The auditors also identified improper payments totalling about $1.5 million, of which at least $624,000 ought to be recovered.

The report then went on to explain the duties and responsibilities of town councillors under the law.

Under the Town Council Financial Rules, an officer who makes a payment without proper authority or who incorrectly certifies a voucher shall be responsible for the amount. But such personal liability applies only when the officer did not act in good faith.

Town councillors, like public officers, have a fiduciary duty to two bodies: the Government and the public. The reason is that they are entrusted with the control and management of public funds.

Under the Town Council Act, members of a town council, like directors of a company, must declare their interests in transactions in which they are directly or indirectly interested. "This duty, to avoid a conflict of interest, goes to the heart of a fiduciary's duty to his principal," said KPMG.

It noted, among other lapses, the way AHTC governed matters related to its then managing agent FM Solutions and Services (FMSS) was seriously flawed. "An unacceptably high degree of financial responsibility was relinquished by the town councillors to the conflicted persons, in a control environment in which meaningful oversight by the town councillors was absent," the report said.

AHTC also had a "failed control environment", which showed in the lack of discipline in its financial operations and record-keeping.

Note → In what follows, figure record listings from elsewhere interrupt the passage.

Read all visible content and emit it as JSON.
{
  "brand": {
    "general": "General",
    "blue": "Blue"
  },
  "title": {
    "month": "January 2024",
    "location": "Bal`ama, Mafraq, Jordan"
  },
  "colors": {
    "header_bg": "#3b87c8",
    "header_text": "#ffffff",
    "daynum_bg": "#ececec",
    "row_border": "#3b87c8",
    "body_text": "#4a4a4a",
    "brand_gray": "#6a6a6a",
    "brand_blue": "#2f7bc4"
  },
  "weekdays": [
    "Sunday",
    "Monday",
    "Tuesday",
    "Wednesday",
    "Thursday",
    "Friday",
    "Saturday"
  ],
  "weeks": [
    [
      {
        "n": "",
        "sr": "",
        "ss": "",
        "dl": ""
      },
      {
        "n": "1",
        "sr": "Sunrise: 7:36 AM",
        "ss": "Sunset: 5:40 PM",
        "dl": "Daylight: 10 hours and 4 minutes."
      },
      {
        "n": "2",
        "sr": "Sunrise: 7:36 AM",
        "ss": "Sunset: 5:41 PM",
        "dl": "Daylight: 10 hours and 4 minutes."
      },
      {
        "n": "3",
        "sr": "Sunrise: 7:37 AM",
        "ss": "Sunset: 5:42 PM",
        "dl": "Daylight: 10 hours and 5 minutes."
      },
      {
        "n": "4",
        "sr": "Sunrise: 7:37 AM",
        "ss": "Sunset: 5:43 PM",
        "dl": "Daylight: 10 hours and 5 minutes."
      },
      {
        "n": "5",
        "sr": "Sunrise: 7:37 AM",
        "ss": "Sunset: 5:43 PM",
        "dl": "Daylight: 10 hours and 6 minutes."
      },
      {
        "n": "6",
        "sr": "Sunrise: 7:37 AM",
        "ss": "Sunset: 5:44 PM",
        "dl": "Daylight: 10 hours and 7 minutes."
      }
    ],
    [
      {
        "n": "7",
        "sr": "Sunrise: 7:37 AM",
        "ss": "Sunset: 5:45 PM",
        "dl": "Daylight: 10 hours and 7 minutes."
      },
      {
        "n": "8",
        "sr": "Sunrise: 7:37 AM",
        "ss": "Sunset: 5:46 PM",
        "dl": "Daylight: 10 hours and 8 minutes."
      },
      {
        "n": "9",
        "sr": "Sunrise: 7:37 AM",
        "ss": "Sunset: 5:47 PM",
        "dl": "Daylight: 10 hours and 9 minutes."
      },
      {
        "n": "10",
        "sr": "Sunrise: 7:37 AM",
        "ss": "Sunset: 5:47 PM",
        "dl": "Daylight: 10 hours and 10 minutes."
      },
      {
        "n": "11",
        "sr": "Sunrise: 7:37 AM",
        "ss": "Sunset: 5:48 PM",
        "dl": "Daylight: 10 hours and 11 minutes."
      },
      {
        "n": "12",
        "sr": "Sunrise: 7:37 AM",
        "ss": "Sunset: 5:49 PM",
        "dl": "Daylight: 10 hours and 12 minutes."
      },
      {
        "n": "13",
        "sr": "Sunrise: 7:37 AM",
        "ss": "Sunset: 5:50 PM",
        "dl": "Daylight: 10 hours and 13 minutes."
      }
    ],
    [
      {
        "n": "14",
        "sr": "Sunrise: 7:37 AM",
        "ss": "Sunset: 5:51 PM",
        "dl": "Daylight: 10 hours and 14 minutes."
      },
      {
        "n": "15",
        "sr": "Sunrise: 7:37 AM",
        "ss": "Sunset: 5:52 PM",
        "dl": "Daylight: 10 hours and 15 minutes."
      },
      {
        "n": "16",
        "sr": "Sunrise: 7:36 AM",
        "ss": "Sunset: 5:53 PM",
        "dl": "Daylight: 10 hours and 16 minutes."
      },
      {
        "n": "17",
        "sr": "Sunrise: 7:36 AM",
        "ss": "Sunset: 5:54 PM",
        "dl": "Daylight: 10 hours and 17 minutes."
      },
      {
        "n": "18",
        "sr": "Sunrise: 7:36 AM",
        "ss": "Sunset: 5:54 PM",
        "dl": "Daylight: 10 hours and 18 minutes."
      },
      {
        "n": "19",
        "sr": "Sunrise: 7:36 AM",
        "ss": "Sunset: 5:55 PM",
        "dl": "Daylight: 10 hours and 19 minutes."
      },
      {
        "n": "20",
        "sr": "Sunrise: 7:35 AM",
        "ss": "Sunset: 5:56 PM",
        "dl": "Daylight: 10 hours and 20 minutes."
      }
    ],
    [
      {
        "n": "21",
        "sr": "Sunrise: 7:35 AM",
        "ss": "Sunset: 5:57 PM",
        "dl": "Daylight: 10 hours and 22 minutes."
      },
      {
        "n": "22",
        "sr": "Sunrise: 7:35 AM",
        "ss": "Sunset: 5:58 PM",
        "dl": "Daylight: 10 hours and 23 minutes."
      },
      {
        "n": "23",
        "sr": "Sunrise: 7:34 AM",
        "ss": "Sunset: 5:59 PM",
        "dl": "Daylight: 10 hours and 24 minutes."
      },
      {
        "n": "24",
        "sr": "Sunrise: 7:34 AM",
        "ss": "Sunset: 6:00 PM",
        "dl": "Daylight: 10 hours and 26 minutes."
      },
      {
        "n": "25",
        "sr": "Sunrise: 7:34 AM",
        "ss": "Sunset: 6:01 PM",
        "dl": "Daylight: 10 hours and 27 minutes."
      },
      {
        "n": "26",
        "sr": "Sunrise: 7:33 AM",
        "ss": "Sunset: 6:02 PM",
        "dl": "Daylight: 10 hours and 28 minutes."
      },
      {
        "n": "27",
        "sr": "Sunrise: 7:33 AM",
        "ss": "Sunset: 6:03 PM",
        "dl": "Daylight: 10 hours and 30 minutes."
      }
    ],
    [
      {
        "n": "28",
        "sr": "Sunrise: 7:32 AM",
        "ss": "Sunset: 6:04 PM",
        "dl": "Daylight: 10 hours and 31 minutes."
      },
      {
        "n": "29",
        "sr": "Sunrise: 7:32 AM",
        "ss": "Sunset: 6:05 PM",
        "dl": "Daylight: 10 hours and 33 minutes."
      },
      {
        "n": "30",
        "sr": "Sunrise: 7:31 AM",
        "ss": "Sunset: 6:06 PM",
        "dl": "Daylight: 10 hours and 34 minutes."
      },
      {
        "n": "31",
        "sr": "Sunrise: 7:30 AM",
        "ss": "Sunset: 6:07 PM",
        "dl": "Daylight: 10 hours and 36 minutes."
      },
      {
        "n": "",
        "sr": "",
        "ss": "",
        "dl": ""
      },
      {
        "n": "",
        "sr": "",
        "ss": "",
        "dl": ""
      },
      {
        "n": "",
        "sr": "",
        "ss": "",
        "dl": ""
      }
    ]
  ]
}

"This exposed public funds to risks of erroneous payments, overpayments, payments for which services had not been sufficiently verified and payments without proper authority, as well as the potential for actual misappropriation or civil or criminal breach of trust," it said.

A public servant or agent guilty of criminal breach of trust can be jailed for life, or jailed up to 20 years and fined. Abetment of the offence carries the same punishment.

The report concluded that its findings "may give rise to personal claims against the town councillors, or disclose the finding of criminality". But KPMG stressed its findings are not meant to "conclusively" decide if the town councillors had broken the law.

"This report does not seek to make a finding on whether these circumstances, individually or collectively, demonstrate a deliberate course of action taken by the town councillors to benefit FMSS and (service provider FM Solutions and Integrated Services) FMSI," it said.

But should such conduct have taken place intentionally, it would potentially amount to an offence under the Penal Code, it said.